Are Hardware Keyloggers a security risk?
Short answer: Not Really, in most situations. Unless you are an organization that has extremely sensitive data, specifically when someone might know that fact, it shouldn’t be an absolute concern.
Let’s look at what a hardware keylogger is:
A hardware keylogger is typically a small device that is spliced into a keyboard’s connection. They monitor each keystroke that goes through the keyboard and record it. Using either special software, or a special code, the hardware keylogger will dump all of its’ data for someone to review it. Take a look at a few photos of hardware keyloggers to see what you may want to look out for. These kinds of hardware keyloggers are small, they do not stand out, and they look like normal devices. A hardware keylogger should not be confused for a PS2 to USB connector, which looks similar to many keyloggers.
According to Wikipedia:
“Hardware keyloggers are used for keystroke logging, a method of capturing and recording computer users’ keystrokes, including sensitive passwords. They can be implemented via BIOS-level firmware, or alternatively, via a device plugged inline between a computer keyboard and a computer. They log all keyboard activity to their internal memory.”
Hardware keyloggers can also be installed at a Firmware level on the Motherboard itself. These keyloggers are very uncommon as they must be individually programmed for each motherboard that will be logged.

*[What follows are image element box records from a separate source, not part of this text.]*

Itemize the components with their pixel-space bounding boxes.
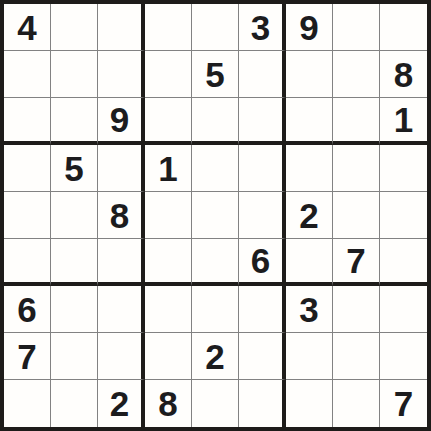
cell-r7c2-empty[interactable] bbox=[51, 286, 98, 333]
cell-r6c5-empty[interactable] bbox=[192, 239, 239, 286]
cell-r1c4-empty[interactable] bbox=[145, 4, 192, 51]
cell-r3c7-empty[interactable] bbox=[286, 98, 333, 145]
cell-r8c2-empty[interactable] bbox=[51, 333, 98, 380]
cell-r3c8-empty[interactable] bbox=[333, 98, 380, 145]
cell-r5c2-empty[interactable] bbox=[51, 192, 98, 239]
cell-r4c9-empty[interactable] bbox=[380, 145, 427, 192]
cell-r2c8-empty[interactable] bbox=[333, 51, 380, 98]
cell-r2c4-empty[interactable] bbox=[145, 51, 192, 98]
cell-r5c5-empty[interactable] bbox=[192, 192, 239, 239]
cell-r9c2-empty[interactable] bbox=[51, 380, 98, 427]
cell-r2c9-given[interactable]: 8 bbox=[380, 51, 427, 98]
cell-r3c6-empty[interactable] bbox=[239, 98, 286, 145]
cell-r1c1-given[interactable]: 4 bbox=[4, 4, 51, 51]
cell-r1c8-empty[interactable] bbox=[333, 4, 380, 51]
cell-r3c2-empty[interactable] bbox=[51, 98, 98, 145]
cell-r5c4-empty[interactable] bbox=[145, 192, 192, 239]
cell-r4c6-empty[interactable] bbox=[239, 145, 286, 192]
cell-r7c1-given[interactable]: 6 bbox=[4, 286, 51, 333]
cell-r3c9-given[interactable]: 1 bbox=[380, 98, 427, 145]
cell-r9c9-given[interactable]: 7 bbox=[380, 380, 427, 427]
cell-r7c9-empty[interactable] bbox=[380, 286, 427, 333]
cell-r6c4-empty[interactable] bbox=[145, 239, 192, 286]
cell-r7c3-empty[interactable] bbox=[98, 286, 145, 333]
cell-r2c5-given[interactable]: 5 bbox=[192, 51, 239, 98]
cell-r1c9-empty[interactable] bbox=[380, 4, 427, 51]
cell-r2c2-empty[interactable] bbox=[51, 51, 98, 98]
sudoku-board: 43958915182676372287 bbox=[0, 0, 431, 431]
cell-r9c7-empty[interactable] bbox=[286, 380, 333, 427]
cell-r9c5-empty[interactable] bbox=[192, 380, 239, 427]
cell-r8c9-empty[interactable] bbox=[380, 333, 427, 380]
cell-r6c9-empty[interactable] bbox=[380, 239, 427, 286]
cell-r7c6-empty[interactable] bbox=[239, 286, 286, 333]
cell-r8c3-empty[interactable] bbox=[98, 333, 145, 380]
cell-r8c1-given[interactable]: 7 bbox=[4, 333, 51, 380]
cell-r8c7-empty[interactable] bbox=[286, 333, 333, 380]
cell-r5c6-empty[interactable] bbox=[239, 192, 286, 239]
cell-r1c5-empty[interactable] bbox=[192, 4, 239, 51]
cell-r9c8-empty[interactable] bbox=[333, 380, 380, 427]
cell-r4c7-empty[interactable] bbox=[286, 145, 333, 192]
cell-r8c5-given[interactable]: 2 bbox=[192, 333, 239, 380]
cell-r1c3-empty[interactable] bbox=[98, 4, 145, 51]
cell-r3c1-empty[interactable] bbox=[4, 98, 51, 145]
cell-r2c7-empty[interactable] bbox=[286, 51, 333, 98]
cell-r4c5-empty[interactable] bbox=[192, 145, 239, 192]
cell-r6c7-empty[interactable] bbox=[286, 239, 333, 286]
cell-r5c7-given[interactable]: 2 bbox=[286, 192, 333, 239]
cell-r9c4-given[interactable]: 8 bbox=[145, 380, 192, 427]
cell-r9c3-given[interactable]: 2 bbox=[98, 380, 145, 427]
cell-r9c1-empty[interactable] bbox=[4, 380, 51, 427]
cell-r5c3-given[interactable]: 8 bbox=[98, 192, 145, 239]
cell-r1c6-given[interactable]: 3 bbox=[239, 4, 286, 51]
cell-r3c4-empty[interactable] bbox=[145, 98, 192, 145]
cell-r6c8-given[interactable]: 7 bbox=[333, 239, 380, 286]
cell-r4c1-empty[interactable] bbox=[4, 145, 51, 192]
cell-r5c8-empty[interactable] bbox=[333, 192, 380, 239]
cell-r4c4-given[interactable]: 1 bbox=[145, 145, 192, 192]
cell-r8c4-empty[interactable] bbox=[145, 333, 192, 380]
cell-r4c2-given[interactable]: 5 bbox=[51, 145, 98, 192]
cell-r7c5-empty[interactable] bbox=[192, 286, 239, 333]
cell-r1c7-given[interactable]: 9 bbox=[286, 4, 333, 51]
cell-r4c8-empty[interactable] bbox=[333, 145, 380, 192]
cell-r2c3-empty[interactable] bbox=[98, 51, 145, 98]
cell-r6c3-empty[interactable] bbox=[98, 239, 145, 286]
cell-r8c6-empty[interactable] bbox=[239, 333, 286, 380]
cell-r2c6-empty[interactable] bbox=[239, 51, 286, 98]
cell-r3c3-given[interactable]: 9 bbox=[98, 98, 145, 145]
cell-r7c8-empty[interactable] bbox=[333, 286, 380, 333]
cell-r7c7-given[interactable]: 3 bbox=[286, 286, 333, 333]
cell-r5c1-empty[interactable] bbox=[4, 192, 51, 239]
cell-r6c6-given[interactable]: 6 bbox=[239, 239, 286, 286]
cell-r5c9-empty[interactable] bbox=[380, 192, 427, 239]
cell-r7c4-empty[interactable] bbox=[145, 286, 192, 333]
cell-r8c8-empty[interactable] bbox=[333, 333, 380, 380]
cell-r6c1-empty[interactable] bbox=[4, 239, 51, 286]
cell-r6c2-empty[interactable] bbox=[51, 239, 98, 286]
cell-r4c3-empty[interactable] bbox=[98, 145, 145, 192]
cell-r3c5-empty[interactable] bbox=[192, 98, 239, 145]
cell-r9c6-empty[interactable] bbox=[239, 380, 286, 427]
cell-r2c1-empty[interactable] bbox=[4, 51, 51, 98]
cell-r1c2-empty[interactable] bbox=[51, 4, 98, 51]
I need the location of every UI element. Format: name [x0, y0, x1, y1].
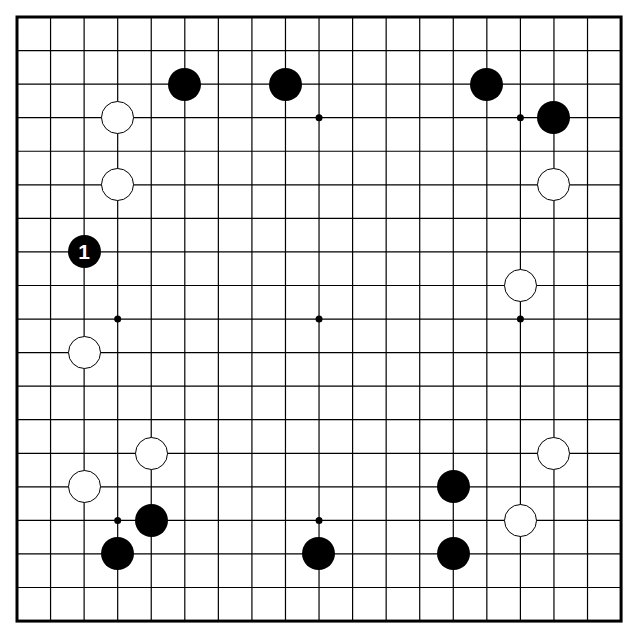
stone-white-D14 [101, 168, 134, 201]
stone-white-R14 [537, 168, 570, 201]
stone-white-C9 [68, 336, 101, 369]
stone-white-D16 [101, 101, 134, 134]
stone-black-O5 [437, 470, 470, 503]
stone-black-J17 [269, 68, 302, 101]
stone-black-E4 [135, 504, 168, 537]
stone-black-O3 [437, 537, 470, 570]
move-number-label: 1 [78, 241, 90, 262]
stones-layer: 1 [0, 0, 637, 637]
stone-white-R6 [537, 437, 570, 470]
stone-white-Q11 [504, 269, 537, 302]
stone-white-C5 [68, 470, 101, 503]
stone-white-Q4 [504, 504, 537, 537]
stone-black-R16 [537, 101, 570, 134]
stone-white-E6 [135, 437, 168, 470]
go-board-diagram: 1 [0, 0, 640, 640]
stone-black-K3 [302, 537, 335, 570]
stone-black-F17 [168, 68, 201, 101]
stone-black-P17 [470, 68, 503, 101]
stone-black-C12-move-1: 1 [68, 235, 101, 268]
stone-black-D3 [101, 537, 134, 570]
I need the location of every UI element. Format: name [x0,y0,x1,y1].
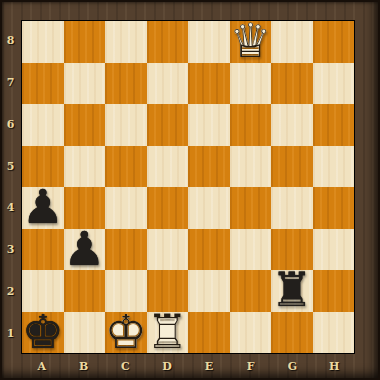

Hardware keyloggers can also “sniff” out Wireless Keyboard signals, even over bluetooth or proprietary USB dongle connection. These are also not very common due to the amount of time they can take to make.
How can I protect myself from Hardware Keyloggers?
There is no “detection” software for hardware keyloggers. If you have highly sensitive data on a machine or server, check and make sure that the consoles in the server areas do not have any unnecessary devices attached or any devices spliced into your keyboard connection.
Prevent physical access to the machine by unauthorized persons by locking the machine up in a [physically] secure environment.
Other major keyloggers include Software keyloggers (they can be installed locally or remotely under an operating system), Acoustic Keyloggers (a rapidly developing technology), or even just video recording (place a small camera by a computer and record what’s going on).